The U.S. stock market is deemed to be in a precarious position, with persistently strong jobs numbers and wage growth challenging the anticipated impact of Federal Reserve interest rate hikes, warns Cole Smead, CEO of Smead Capital Management. The latest data revealed nonfarm payrolls growing by 353,000 in January, surpassing estimates, and average hourly earnings increasing by 0.6%, double the consensus forecast. Despite the Federal Reserve’s signaling of no rate cuts in March, Smead suggests that the real risk lies in the unexpected strength of the economy despite substantial interest rate hikes. He questions whether the Fed’s policy tools have effectively caused the lowering of the Consumer Price Index (CPI) and emphasizes that wage gains continue to outpace inflation, indicating potential inflationary pressures ahead. Smead attributes the fall in CPI to “good luck” from factors outside the central bank’s control, such as falling energy prices. Concerns arise about the potential need for the Fed to keep interest rates higher for an extended period, leading to challenges for listed companies refinancing at higher levels and potential negative impacts on the stock market. Smead draws parallels to a historical period between 1964 and 1981 when the economy was strong, but the stock market didn’t proportionately benefit due to persistent inflationary pressures.
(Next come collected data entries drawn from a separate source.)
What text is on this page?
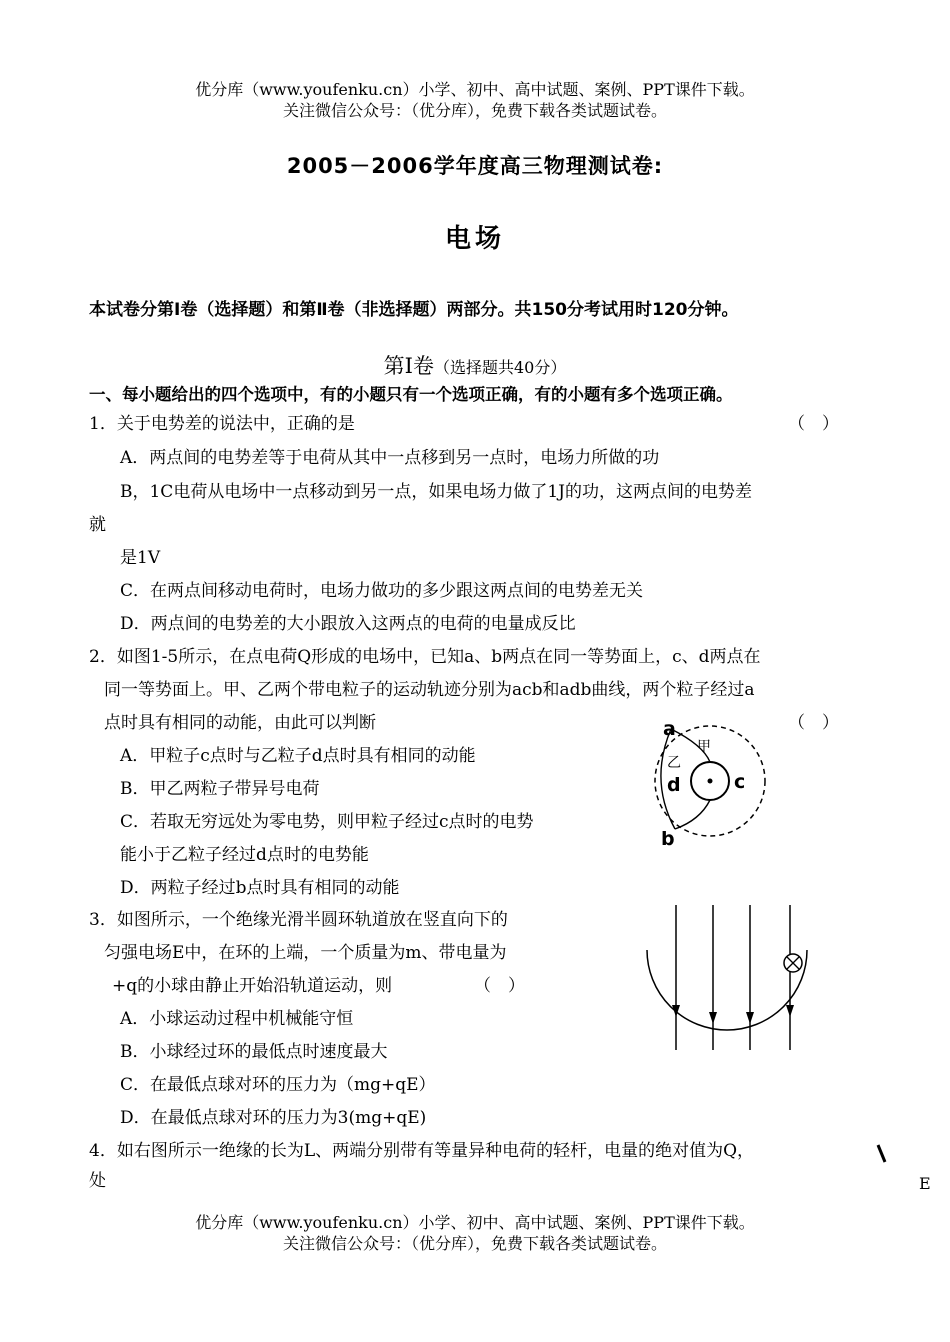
优分库（www.youfenku.cn）小学、初中、高中试题、案例、PPT课件下载。
关注微信公众号：（优分库），免费下载各类试题试卷。
2005－2006学年度高三物理测试卷:
电场
本试卷分第Ⅰ卷（选择题）和第Ⅱ卷（非选择题）两部分。共150分考试用时120分钟。
第Ⅰ卷（选择题共40分）
一、每小题给出的四个选项中，有的小题只有一个选项正确，有的小题有多个选项正确。
1．关于电势差的说法中，正确的是	（　）
A．两点间的电势差等于电荷从其中一点移到另一点时，电场力所做的功
B，1C电荷从电场中一点移动到另一点，如果电场力做了1J的功，这两点间的电势差
就
是1V
C．在两点间移动电荷时，电场力做功的多少跟这两点间的电势差无关
D．两点间的电势差的大小跟放入这两点的电荷的电量成反比
2．如图1-5所示，在点电荷Q形成的电场中，已知a、b两点在同一等势面上，c、d两点在
同一等势面上。甲、乙两个带电粒子的运动轨迹分别为acb和adb曲线，两个粒子经过a
点时具有相同的动能，由此可以判断	（　）
A．甲粒子c点时与乙粒子d点时具有相同的动能
B．甲乙两粒子带异号电荷
C．若取无穷远处为零电势，则甲粒子经过c点时的电势
能小于乙粒子经过d点时的电势能
D．两粒子经过b点时具有相同的动能
a
b
c
d
甲
乙
3．如图所示，一个绝缘光滑半圆环轨道放在竖直向下的
匀强电场E中，在环的上端，一个质量为m、带电量为
+q的小球由静止开始沿轨道运动，则	（　）
A．小球运动过程中机械能守恒
B．小球经过环的最低点时速度最大
C．在最低点球对环的压力为（mg+qE）
D．在最低点球对环的压力为3(mg+qE)
4．如右图所示一绝缘的长为L、两端分别带有等量异种电荷的轻杆，电量的绝对值为Q，
处	E
优分库（www.youfenku.cn）小学、初中、高中试题、案例、PPT课件下载。
关注微信公众号：（优分库），免费下载各类试题试卷。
While the stock market has seen optimism driven by positive earnings from U.S. tech companies, Smead warns that the disconnect between economic strength and stock market performance could pose significant risks, emphasizing the dangerous position for stocks with the Fed constrained into maintaining high rates. Contrarily, some strategists suggest that the strong jobs report indicates the Fed’s successful engineering of a “soft landing,” potentially avoiding a recession, which could limit downside risks for the broader market. Richard Flynn from Charles Schwab U.K. notes that investors are becoming more comfortable with central banks balancing growth and inflation, creating a relatively constructive backdrop for stocks in the current benign macro environment. Daniel Casali, Chief Investment Strategist at Evelyn Partners, echoes this sentiment, suggesting that investors are increasingly confident in central banks’ ability to manage the delicate balance between growth and inflation, contributing to a positive outlook for stocks.